28. Use the information provided in question #27 to answer the following:
If the ratio of ddTTP to dTTP in the 'T' tube were adjusted to 1:4, what would be the probability of generating fragments of at least length 20bp? [Note: The sequence used on the exam will be different than the above].


29. What is peak capacity? Explain your answer in terms of SDS PAGE.


30. You have an interesting protein related to heart disease in mice. Careful analysis of the mRNA sequence shows the mutation to be a 3 amino acid deletion in the middle of the protein sequence. You decide to confirm this by peptide fragmentation analysis in a mass spectrometer. However, after database searching on your data (using the mouse reference proteome), you only find peptides upstream or downstream of your region of interest. Why did your approach fail?


31. You design the two primers: TTAGGGTTCAGTAGAACTTG (20 bases), ACAGCAAGGGGGCTAGTGAGGCT (23 bases). Each of them can bind to the human genome in hundreds of different places. How come when you perform PCR with them, you only get one band with a length of approximately 1.5 kb?


32. What does the acronym MudPIT stand for?


33. What is a BAC?


34. What is a contig?


35. Hypothetical organism X has the following DNA sequence. Part of the promoter is indicated by the bollded sequence. Transcription starts at the non-bold A/T base pair.

5’ xxxx TATTTGATAG CTCTATGCAT GCATGGGTCC TGAAGTTCAG ATCTTTGAGT CATAGGAGTC 3’
3’ xxxx ATAAACTATC GAGATACGTA CGTACCCAGG ACTTCAAGTC TAGAAACTCA GTATCCTCAG 5’
a) Give the RNA sequence of the first 25 bases following transcription.
b) What are the first 5 codons of the resulting protein?


36. What is the mass of the peptide LLVVYPWTQR?


37. What is the +2 m/z of the peptide in question #18?


38. Name 3 covalent modifications that occur on proteins post-translationally.


39. What is the molecular weight of the "protein" in this mass spectrum? (note: this is not a tandem mass spectrum)


40. What are the two dimensions in 2D-gel electrophoresis?


41. What is a pseudogene?
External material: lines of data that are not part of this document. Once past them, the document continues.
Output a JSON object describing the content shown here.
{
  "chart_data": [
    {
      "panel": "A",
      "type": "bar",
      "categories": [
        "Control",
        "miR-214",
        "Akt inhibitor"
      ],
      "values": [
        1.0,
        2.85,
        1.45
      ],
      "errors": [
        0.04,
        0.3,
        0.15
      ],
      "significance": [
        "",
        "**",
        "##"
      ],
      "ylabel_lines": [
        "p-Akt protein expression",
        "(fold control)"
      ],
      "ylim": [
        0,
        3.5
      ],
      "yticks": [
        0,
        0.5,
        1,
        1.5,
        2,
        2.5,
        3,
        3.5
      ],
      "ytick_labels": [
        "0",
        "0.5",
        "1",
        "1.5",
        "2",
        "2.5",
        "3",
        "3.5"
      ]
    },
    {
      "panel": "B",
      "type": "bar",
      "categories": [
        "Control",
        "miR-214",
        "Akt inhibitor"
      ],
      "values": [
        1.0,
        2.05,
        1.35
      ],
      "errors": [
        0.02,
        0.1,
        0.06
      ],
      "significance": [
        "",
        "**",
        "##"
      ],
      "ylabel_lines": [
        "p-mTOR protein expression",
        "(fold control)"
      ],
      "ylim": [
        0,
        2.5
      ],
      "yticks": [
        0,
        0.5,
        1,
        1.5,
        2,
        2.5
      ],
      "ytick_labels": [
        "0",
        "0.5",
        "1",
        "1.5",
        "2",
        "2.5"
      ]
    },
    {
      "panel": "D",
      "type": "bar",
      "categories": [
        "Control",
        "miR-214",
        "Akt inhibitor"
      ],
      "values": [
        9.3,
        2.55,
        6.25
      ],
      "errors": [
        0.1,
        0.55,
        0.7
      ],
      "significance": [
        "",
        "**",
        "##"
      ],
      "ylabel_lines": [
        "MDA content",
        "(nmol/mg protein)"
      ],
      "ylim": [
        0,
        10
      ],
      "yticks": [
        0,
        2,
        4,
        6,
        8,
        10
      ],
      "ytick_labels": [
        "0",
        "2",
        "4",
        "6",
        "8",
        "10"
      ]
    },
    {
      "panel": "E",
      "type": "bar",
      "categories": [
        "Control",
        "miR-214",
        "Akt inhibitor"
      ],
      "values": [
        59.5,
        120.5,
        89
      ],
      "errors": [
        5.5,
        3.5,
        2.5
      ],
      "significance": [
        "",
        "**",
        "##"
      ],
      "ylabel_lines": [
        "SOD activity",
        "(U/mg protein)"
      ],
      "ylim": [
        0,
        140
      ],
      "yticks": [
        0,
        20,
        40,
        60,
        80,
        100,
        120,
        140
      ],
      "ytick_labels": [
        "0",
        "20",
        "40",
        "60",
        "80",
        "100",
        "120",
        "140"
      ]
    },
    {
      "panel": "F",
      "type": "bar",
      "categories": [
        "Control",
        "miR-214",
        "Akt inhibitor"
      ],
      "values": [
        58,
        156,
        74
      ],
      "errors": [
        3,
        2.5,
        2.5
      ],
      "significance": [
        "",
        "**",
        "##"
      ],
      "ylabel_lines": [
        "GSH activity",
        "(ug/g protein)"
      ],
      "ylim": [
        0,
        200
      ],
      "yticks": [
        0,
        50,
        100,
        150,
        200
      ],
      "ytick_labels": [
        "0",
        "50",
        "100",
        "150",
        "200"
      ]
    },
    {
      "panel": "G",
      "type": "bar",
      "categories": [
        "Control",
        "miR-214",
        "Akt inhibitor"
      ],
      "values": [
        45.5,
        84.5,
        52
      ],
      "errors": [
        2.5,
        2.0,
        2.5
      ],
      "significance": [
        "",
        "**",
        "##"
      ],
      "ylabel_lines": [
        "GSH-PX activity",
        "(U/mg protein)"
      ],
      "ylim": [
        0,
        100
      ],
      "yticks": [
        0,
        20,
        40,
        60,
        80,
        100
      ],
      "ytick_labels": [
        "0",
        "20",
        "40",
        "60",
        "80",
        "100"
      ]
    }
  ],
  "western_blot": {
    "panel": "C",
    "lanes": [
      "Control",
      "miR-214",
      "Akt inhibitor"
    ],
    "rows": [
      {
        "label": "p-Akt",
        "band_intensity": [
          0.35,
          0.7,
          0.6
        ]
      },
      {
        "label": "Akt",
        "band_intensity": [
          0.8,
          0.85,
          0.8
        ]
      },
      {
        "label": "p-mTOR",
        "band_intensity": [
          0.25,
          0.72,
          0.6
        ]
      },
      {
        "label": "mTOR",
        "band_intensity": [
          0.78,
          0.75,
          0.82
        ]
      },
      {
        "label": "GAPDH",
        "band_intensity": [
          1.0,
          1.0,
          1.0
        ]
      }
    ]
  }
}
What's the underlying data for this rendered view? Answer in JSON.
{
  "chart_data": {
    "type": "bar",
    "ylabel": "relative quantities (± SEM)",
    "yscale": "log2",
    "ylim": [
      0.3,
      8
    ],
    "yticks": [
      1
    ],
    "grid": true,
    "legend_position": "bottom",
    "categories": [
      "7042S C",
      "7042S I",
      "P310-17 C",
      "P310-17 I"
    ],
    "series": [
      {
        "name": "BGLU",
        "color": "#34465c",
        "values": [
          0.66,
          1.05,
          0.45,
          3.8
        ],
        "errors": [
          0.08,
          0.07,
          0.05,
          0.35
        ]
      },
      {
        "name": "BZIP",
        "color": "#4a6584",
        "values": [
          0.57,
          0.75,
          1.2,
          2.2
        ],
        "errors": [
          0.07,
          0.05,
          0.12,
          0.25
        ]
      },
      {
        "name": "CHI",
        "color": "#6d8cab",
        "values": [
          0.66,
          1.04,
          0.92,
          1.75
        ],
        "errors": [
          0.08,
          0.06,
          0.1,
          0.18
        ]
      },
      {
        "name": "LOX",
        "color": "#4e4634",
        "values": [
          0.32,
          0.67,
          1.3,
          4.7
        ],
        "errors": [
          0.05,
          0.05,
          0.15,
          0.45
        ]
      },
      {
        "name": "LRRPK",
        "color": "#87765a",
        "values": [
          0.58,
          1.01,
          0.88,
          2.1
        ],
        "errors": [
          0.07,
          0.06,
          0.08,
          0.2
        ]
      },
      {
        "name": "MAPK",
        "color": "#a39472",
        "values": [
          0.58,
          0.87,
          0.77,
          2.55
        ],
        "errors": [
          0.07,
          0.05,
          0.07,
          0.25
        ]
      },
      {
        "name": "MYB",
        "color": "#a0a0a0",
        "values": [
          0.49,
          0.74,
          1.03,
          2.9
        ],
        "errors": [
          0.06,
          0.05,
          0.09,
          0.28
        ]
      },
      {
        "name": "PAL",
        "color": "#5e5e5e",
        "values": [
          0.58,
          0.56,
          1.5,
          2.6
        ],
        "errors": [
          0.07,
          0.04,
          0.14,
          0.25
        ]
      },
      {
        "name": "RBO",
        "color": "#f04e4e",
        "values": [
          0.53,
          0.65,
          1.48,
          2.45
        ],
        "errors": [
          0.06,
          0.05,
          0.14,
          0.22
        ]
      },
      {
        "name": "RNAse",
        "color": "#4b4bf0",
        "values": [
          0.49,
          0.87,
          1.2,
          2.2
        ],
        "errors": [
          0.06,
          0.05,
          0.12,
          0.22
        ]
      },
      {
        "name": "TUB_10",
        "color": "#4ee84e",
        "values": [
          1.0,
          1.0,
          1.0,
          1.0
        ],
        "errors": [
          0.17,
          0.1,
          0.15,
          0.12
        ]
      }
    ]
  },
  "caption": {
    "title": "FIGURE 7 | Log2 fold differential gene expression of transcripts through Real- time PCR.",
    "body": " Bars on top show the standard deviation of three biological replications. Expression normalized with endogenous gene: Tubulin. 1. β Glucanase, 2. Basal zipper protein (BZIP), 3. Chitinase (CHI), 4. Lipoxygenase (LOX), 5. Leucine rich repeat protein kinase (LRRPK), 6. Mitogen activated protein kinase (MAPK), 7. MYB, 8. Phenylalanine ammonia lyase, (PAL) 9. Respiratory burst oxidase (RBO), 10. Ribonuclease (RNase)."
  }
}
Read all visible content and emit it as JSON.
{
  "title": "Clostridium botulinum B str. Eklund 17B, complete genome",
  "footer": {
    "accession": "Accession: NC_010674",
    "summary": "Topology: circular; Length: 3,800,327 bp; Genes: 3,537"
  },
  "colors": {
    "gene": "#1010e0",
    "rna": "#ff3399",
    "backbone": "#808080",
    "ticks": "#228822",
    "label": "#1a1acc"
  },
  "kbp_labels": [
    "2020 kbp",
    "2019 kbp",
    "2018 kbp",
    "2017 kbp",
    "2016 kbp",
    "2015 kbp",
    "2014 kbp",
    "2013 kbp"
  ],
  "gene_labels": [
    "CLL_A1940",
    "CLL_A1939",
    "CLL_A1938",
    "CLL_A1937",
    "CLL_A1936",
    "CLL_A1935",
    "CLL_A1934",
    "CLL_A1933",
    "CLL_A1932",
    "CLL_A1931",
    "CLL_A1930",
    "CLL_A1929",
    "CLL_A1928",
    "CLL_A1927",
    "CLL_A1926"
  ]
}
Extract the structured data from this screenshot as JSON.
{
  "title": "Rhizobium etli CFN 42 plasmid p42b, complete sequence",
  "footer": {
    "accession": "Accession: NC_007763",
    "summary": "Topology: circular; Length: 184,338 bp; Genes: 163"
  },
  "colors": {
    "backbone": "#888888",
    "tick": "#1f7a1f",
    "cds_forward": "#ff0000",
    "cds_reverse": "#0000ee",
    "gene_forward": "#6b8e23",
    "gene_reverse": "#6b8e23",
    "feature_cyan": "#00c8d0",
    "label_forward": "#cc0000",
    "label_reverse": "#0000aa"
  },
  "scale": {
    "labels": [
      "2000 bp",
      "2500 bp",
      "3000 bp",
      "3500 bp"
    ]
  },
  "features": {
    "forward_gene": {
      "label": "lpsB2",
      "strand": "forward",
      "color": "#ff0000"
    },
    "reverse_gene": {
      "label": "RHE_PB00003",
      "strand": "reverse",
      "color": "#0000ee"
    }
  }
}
Why do gene prediction algorithms have difficulty discerning pseudogenes from true genes?


42. Reverse phase chromatography separates molecules based on what general physiochemical property?


43. Where does the enzyme trypsin cleave proteins?


44. Most statistical gene prediction programs require a set of parameters, estimated based on a training set of DNA sequences with genes clearly marked. What are the two major experimental methods used to reliably find a gene?


45. Sequence homology or similarity information is used in both the similarity based and the comparitive genomics approaches for gene prediction. What is the difference between these two approaches?